Je m'agenouillai, essoufflée, l'entraînement était de plus en plus compliqué.
J'arrivai le matin à la bibliothèque, rouge, les cheveux emmêlés et... en courant.
« Tu progresses.
-L'épée est mon prolongement, je gère.
-Ne me fait pas dire ce que je n'ai pas dit. »

Je rigolai, quand à Epéiste, elle leva les yeux au ciel, mais je pus apercevoir un sourire sur ses lèvres.
Nos relations s'étaient améliorées, je commençais à retrouver ma sauveuse , la jeune femme qui m'avait relooké.

Elizabeth entra dans la salle d'entraînement, ses tresses africaines étaient regroupées en un chignon.
A ma vue, elle me sourit.
La fille aux yeux émeraudes étaient des personnes qui pensaient plus qu'elles ne parlaient, toujours à réfléchir, à songer.
A part ça, je ne connaissais rien d'elle, c'est pour cela qu'inconsciemment, je demandai « Au fait, Elizabeth, d'où viens-tu? »
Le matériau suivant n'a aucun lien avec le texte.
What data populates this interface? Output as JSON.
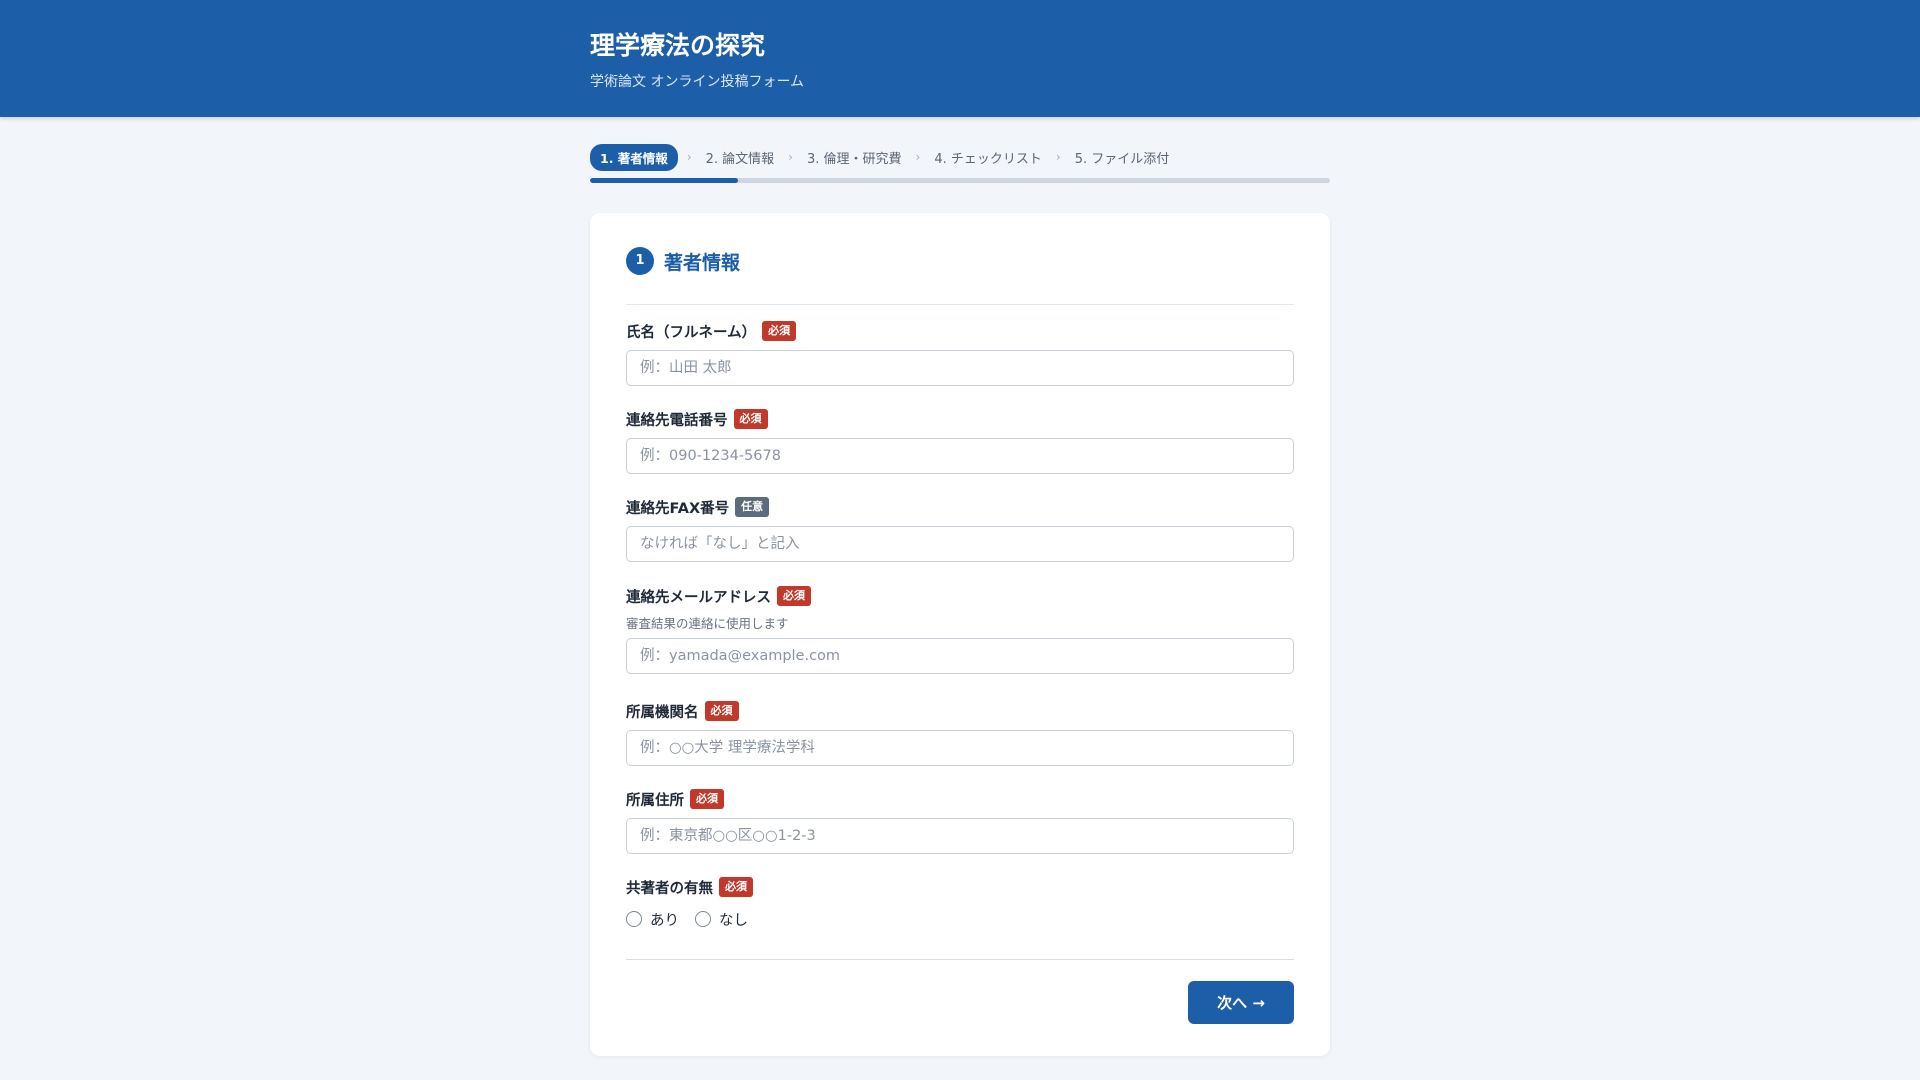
{
  "header": {
    "title": "理学療法の探究",
    "subtitle": "学術論文 オンライン投稿フォーム"
  },
  "steps": [
    {
      "label": "1. 著者情報",
      "active": true
    },
    {
      "label": "2. 論文情報",
      "active": false
    },
    {
      "label": "3. 倫理・研究費",
      "active": false
    },
    {
      "label": "4. チェックリスト",
      "active": false
    },
    {
      "label": "5. ファイル添付",
      "active": false
    }
  ],
  "progress": 0.2,
  "section": {
    "number": "1",
    "title": "著者情報"
  },
  "badges": {
    "required": "必須",
    "optional": "任意"
  },
  "fields": {
    "name": {
      "label": "氏名（フルネーム）",
      "placeholder": "例：山田 太郎",
      "value": ""
    },
    "phone": {
      "label": "連絡先電話番号",
      "placeholder": "例：090-1234-5678",
      "value": ""
    },
    "fax": {
      "label": "連絡先FAX番号",
      "placeholder": "なければ「なし」と記入",
      "value": ""
    },
    "email": {
      "label": "連絡先メールアドレス",
      "hint": "審査結果の連絡に使用します",
      "placeholder": "例：yamada@example.com",
      "value": ""
    },
    "affiliation": {
      "label": "所属機関名",
      "placeholder": "例：○○大学 理学療法学科",
      "value": ""
    },
    "address": {
      "label": "所属住所",
      "placeholder": "例：東京都○○区○○1-2-3",
      "value": ""
    },
    "coauthor": {
      "label": "共著者の有無",
      "options": [
        "あり",
        "なし"
      ],
      "selected": null
    }
  },
  "next_button": "次へ →",
  "colors": {
    "primary": "#1c5ea8",
    "required_badge": "#c0392b",
    "optional_badge": "#5e6b7d",
    "background": "#f2f5f9"
  }
}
L'archère me regarda, ses iris verts me transpercèrent, c'est comme s'ils me fouillaient pour connaître tous mes secrets.
En avais-je?
Pour l'amie d'Epéiste, non.
C'était sans doute cela sa force, en plus d'être talentueuse à l'arc (je le supposais), elle connaissait tout ce qu'elle voulait connaître, ne parlant pas ou peu, elle écoutait tout ce qu'elle entendait, et utilisait ses yeux tranchants pour faire déblatérer toutes personnes cachant un secret.
Me concernant , la jeune fille aux yeux verts avait laissé faire la guerrière de l'ombre pour connaître mon identité.
Contrairement à Serena Rex, l'archère ne calculait pas, n'utilisait qu'elle même pour la connaissance et surtout la liberté.
« Je ne suis personne.»

Une larme coula sur ses joues, ses yeux étaient encore plus beaux, plus verts, plus lumineux grâce aux goutes de tristesse.
« Une fille qui n'aurait pas dû naître, une fille qui n'était pas voulu, le fruit d'un amour non-désiré. »

Alors qu'une deuxième larme dévalait sa peau sombre, Elizabeth leva son arc qu'elle tenait dans sa main, pris une flèche dans son carquois et tira sur une cible.
L'objet lancé atteignit le centre de celle-ci.
«La fille d'un vérificateur et d'une servante.»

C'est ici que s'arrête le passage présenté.